Omg.. Zawsze sie mówi 'ostrożności nigdy za wiele'
Witamy. :/
Dla następnego użytkownika papieru już nie starczy. Pozdrawiam egoistów.
dokładnie, można troszkę oszczędniej deskę "opakować", chyba, że taki pedancik swój papier przynosi;)
Płacisz za wejście - płacisz za papier i finito.
to chyba twoja toaleta ;p
Ja bym tego nie zdażył ułożyc jakby mnie lodowy pingwin cisnął.
w publicznej tak czysto?! :O
Minus, bo demot słaby, wszyscy to wiedzą, że tam nie jest za czysto.
A rączki umyłeś?
Nie rozumiem po co w ogóle to robić? Nie szkoda wam tego papieru?
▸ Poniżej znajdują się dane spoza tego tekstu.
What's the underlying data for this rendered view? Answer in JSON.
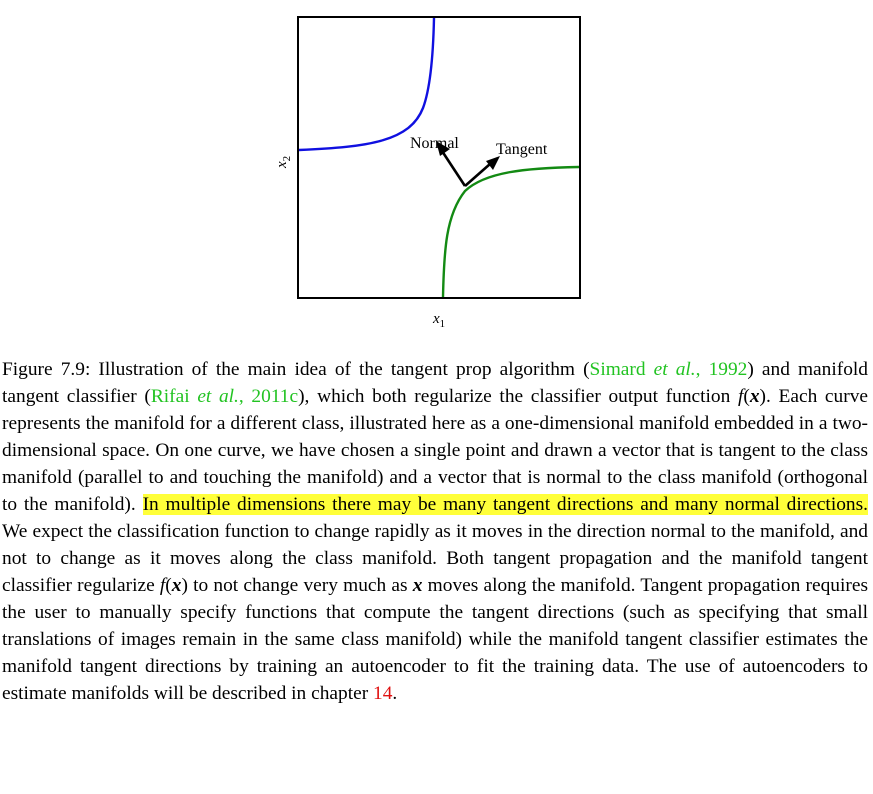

Boicie się zarazków, czy jak? :|
i tak bym nie usiadła ;d
czemu się dziwicie że tak czysto, "publiczna toaleta" to nie tylko obsrany szalet w podziemiach gdzieś na mieście. To toaleta w dobrej restauracji, hotelu, czy kościele gdzie choć wydaje się czysto bądź co bądź korzystają dziesiątki, setki osób.
w kościele są toalety? :O
Ja osobiście zesrałbym się w majty zanim bym te origami na desce ułożył...
wiecie co, ja tam wolę w powietrzu, bo po pierwsze - wątpię by ten papier ochronił przed zarazkami, po drugie - szkoda rury zapychać, po trzecie - później wszyscy się dziwią że papieru nie ma...
Wolę zmarnować papier niż potem chodzić osikana bo mi po udzie poleci ^^
Jak wyhoduje się na pożywce zarazki z toalety (nie ważne czy to domowa toaleta, czy publiczna) to poza jakimiś jednostkowymi przypadkami są to dokładnie takie same bakterie jak ludzie mają na dłoniach. Dla mnie jedyne logiczne wytłumaczenie takich zachowań w toaletach jest to, że ktoś nie chce dotknąć swoją dupą miejsca gdzie siedziała inna dupa np jakiejś obleśnej, grubej śmierdzącej baby. Ja się później tylko dziwię że podłoga i deska jest zasikana i dla mnie to jest najobrzydliwsze w publicznych toaletach.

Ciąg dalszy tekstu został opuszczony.